Sur l'enfance de Tsju des certificats documentaires ne s'est presque pas gardé. À cause de la situation critique de la famille il ' devait s'occuper de plusieurs affaires méprisées ', mais il satisfaisait le besoin des études particulièrement par voie de l'autodidactie. Ainsi le garçon a appris indépendamment la lettre, mais puis a commencé à étudier la littérature et la philosophie.

Konfutsy des rosées par le successeur digne du père célèbre, connaissait une sorte d'histoire comptant non un siècle. Ayant appris l'expérience des ancêtres, parmi qui il y avait beaucoup de gens talentueux qui ont manifesté dans plusieurs domaines de l'activité humaine lui a fait la conclusion que pour l'acquisition souhaité dans la vie d'un héroïsme militaire insuffisamment, il est nécessaire d'autres dignités. Quand à l'adolescent il y avait 17 ans, est morte sa mère, qui n'était pas à ce moment-là de quarante ans.

Après deux ans après la mort de la mère Konfutsy se mariait avec la jeune fille de la famille Tsi, mais dans un an chez de jeunes époux est né le fils, si recevant le nom. Et quand même pas du tout la vie non familiale était le centre des intérêts et les soins du futur philosophe. Il consacrait la grande partie du temps aux livres et les élèves, en préférant se trouver dans la solitude ou avec les disciples. Cependant il ne déviait pas et des devoirs sociaux. Konfutsy servait du dépositaire des greniers, administrait les champs et les fermes, réalisait la surveillance des livraisons d'approvisionnement. Par le fonctionnaire il était honnête, consciencieux, mais de plus le service ne trouvait pas comme une principale affaire de la vie. Ayant étudié jusqu'aux finesses le corps des rites chinois cérémoniaux, les règles et les prescriptions, Kun Tsju vers 30 ans avait déjà un grand nombre d'élèves. Le paiement d'eux était pris par celui-ci modéré, bien que par la suite les veines aux moyens accordés par les admirateurs solvables de son école philosophique.

Konfutsy enseignait les rites, la musique, la calligraphie, l'arithmétique et l'art du tir à l'arc. Le bruit sur un jeune savant - le connaisseur des anciennes traditions chinoises - se répandait tout plus largement.

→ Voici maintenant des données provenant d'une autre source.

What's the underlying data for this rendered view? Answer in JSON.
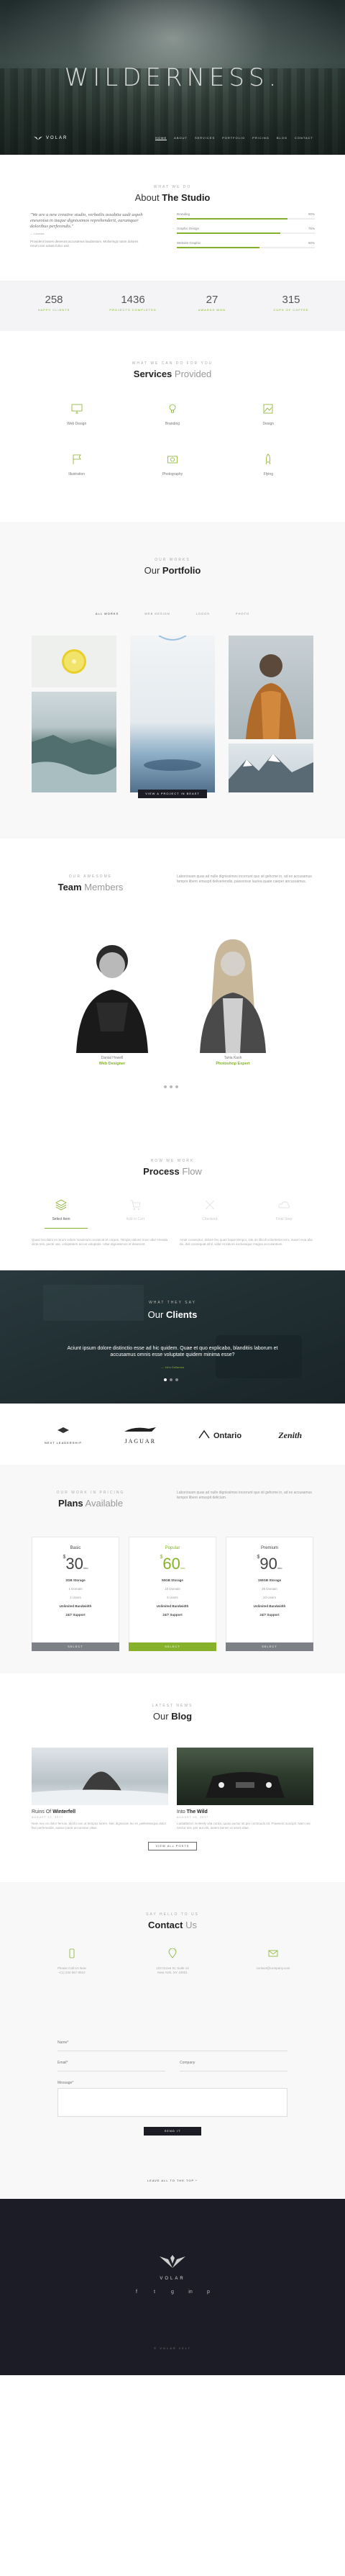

Il y a une légende que pendant la rédaction ' les Livres des chansons ', dans qui les vers, les chansons et le folklore X-V siècles sont entrés avant J.C., il se rencontrait avec Lao-tszy, le contemporain principal. Pendant cette rencontre significative le philosophe très âgé a exprimé le doute en ce qui concerne l'opportunité des études de Konfutsija, ayant compté leurs songeries vides. Kun Tsju, néanmoins, une telle estimation n'a pas troublé, comme jusqu'à cela a inquiété pas trop le critique des ascètes-prédicateurs trouvant sa popularité de l'inconsistante.